IVF Program, Shanghai First Maternity and Infant Hospital, Tongji University School of Medicine, Shanghai, People's Republic of China.

Abstract

Summary The objective of this retrospective study was to determine an optimal time point for vitrification of cleavage-stage human embryos. This study included patients who were undergoing day 2 or day 3 vitrified-warmed cleavage-stage embryotransfer at the In Vitro Fertilization (IVF) Programme of the Shanghai First Maternity and Infant Hospital, China, affiliated to the Tongji University School of Medicine, from April 2010 to March 2012. Intervention was made for the entire cohort of vitrified embryos for poor responder patients so as to avoid severe ovarian hyperstimulation syndrome. Embryo survival rate (SR) aftervitrification-warming, implantation rate (IR), and clinical pregnancy rate (CPR) were the main outcome measurements. In total, 380 vitrified-warmed cleavage-stage embryo transfer (VWT) cycles were included.

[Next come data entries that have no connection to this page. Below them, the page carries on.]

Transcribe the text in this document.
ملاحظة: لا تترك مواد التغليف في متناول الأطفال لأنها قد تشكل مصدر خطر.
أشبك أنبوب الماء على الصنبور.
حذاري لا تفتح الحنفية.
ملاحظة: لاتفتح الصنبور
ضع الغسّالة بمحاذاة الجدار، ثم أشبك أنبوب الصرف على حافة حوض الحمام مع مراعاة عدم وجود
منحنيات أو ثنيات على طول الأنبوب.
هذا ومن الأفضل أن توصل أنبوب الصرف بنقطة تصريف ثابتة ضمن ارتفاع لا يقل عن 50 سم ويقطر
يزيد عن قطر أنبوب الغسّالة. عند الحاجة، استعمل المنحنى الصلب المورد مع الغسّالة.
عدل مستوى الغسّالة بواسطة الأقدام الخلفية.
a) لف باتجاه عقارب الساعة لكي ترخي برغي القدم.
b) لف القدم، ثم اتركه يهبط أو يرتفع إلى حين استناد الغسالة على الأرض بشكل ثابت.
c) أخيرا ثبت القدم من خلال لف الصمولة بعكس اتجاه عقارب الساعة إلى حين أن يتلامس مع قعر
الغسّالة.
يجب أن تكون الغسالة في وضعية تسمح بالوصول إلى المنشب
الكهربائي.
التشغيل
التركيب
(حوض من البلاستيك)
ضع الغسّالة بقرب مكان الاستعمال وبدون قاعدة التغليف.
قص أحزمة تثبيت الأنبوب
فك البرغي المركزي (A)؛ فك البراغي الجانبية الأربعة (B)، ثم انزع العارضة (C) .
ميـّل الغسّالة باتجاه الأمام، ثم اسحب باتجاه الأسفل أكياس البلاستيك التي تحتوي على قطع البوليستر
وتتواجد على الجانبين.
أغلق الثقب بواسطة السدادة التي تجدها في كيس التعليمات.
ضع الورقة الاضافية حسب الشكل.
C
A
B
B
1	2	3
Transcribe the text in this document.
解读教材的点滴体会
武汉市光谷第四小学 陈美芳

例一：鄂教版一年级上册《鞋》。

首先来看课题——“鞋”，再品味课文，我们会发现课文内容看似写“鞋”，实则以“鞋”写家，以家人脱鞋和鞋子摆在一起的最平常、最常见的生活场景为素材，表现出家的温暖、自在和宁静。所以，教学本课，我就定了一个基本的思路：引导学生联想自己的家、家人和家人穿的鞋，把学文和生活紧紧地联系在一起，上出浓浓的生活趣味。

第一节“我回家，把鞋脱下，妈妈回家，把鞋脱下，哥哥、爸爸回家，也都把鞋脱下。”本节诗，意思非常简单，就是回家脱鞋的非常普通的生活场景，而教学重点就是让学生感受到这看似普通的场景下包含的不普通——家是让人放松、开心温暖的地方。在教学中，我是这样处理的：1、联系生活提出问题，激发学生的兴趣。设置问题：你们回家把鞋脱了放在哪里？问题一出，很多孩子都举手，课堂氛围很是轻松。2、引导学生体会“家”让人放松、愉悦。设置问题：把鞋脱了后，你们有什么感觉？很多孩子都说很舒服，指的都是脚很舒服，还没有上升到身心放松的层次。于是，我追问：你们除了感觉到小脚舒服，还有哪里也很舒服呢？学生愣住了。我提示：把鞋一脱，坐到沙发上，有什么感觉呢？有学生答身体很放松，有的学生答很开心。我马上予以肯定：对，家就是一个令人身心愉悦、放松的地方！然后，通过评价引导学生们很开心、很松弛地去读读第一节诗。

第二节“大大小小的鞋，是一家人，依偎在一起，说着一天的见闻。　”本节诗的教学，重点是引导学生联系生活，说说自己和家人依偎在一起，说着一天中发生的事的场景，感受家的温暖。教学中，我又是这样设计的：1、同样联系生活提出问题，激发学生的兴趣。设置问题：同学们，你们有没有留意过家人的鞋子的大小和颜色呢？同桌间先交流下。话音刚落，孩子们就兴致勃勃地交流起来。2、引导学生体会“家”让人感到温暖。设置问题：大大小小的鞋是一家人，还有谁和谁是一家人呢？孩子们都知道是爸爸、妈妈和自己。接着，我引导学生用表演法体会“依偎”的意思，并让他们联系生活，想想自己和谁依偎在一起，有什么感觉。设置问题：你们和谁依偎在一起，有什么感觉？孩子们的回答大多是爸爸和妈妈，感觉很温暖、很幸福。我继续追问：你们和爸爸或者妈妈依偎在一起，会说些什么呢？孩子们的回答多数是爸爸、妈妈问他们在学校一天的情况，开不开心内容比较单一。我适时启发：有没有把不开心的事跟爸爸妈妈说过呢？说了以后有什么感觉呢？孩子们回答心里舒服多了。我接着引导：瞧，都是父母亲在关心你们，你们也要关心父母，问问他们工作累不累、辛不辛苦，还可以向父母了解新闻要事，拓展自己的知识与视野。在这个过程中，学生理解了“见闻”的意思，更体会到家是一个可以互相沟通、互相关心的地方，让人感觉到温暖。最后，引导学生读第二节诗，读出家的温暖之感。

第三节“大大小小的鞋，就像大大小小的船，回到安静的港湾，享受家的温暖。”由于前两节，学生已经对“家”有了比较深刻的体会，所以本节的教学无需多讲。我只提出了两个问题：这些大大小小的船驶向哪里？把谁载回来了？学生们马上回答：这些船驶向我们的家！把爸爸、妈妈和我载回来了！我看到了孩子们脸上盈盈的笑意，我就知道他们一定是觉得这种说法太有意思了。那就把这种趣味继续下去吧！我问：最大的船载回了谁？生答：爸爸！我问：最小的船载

We found that the SR after vitrification and warming for day 2 embryos and day 3 embryos were 92.7% and 92.8%, respectively. For poor ovarian responders, the IR of day 2 and day 3 vitrified-warmed embryos was 6.4% and 13.2%, respectively (P = 0.186). The CPR for day 3 vitrified-warmed embryos was significantly higher than that of day 2 vitrified-warmed embryos (17.6 vs. 4.0 % per transfer cycle, P = 0.036). For patients who had their entire cohort of embryos vitrified to prevent severe ovarian hyperstimulation syndrome (OHSS), the IR and CPR were not significantly different for day 2 and day 3 vitrified-warmed embryo transfer. In conclusion, for vitrified-warmed embryo transfer, cryopreservation of the entire cohort of embryos on day 3 resulted in better clinical outcomes compared with cryopreservation on day 2. Therefore, it is highly recommended that cleavage-stage embryos should be vitrified on day 3, but not on day 2, particularly for poor ovarian responder patients.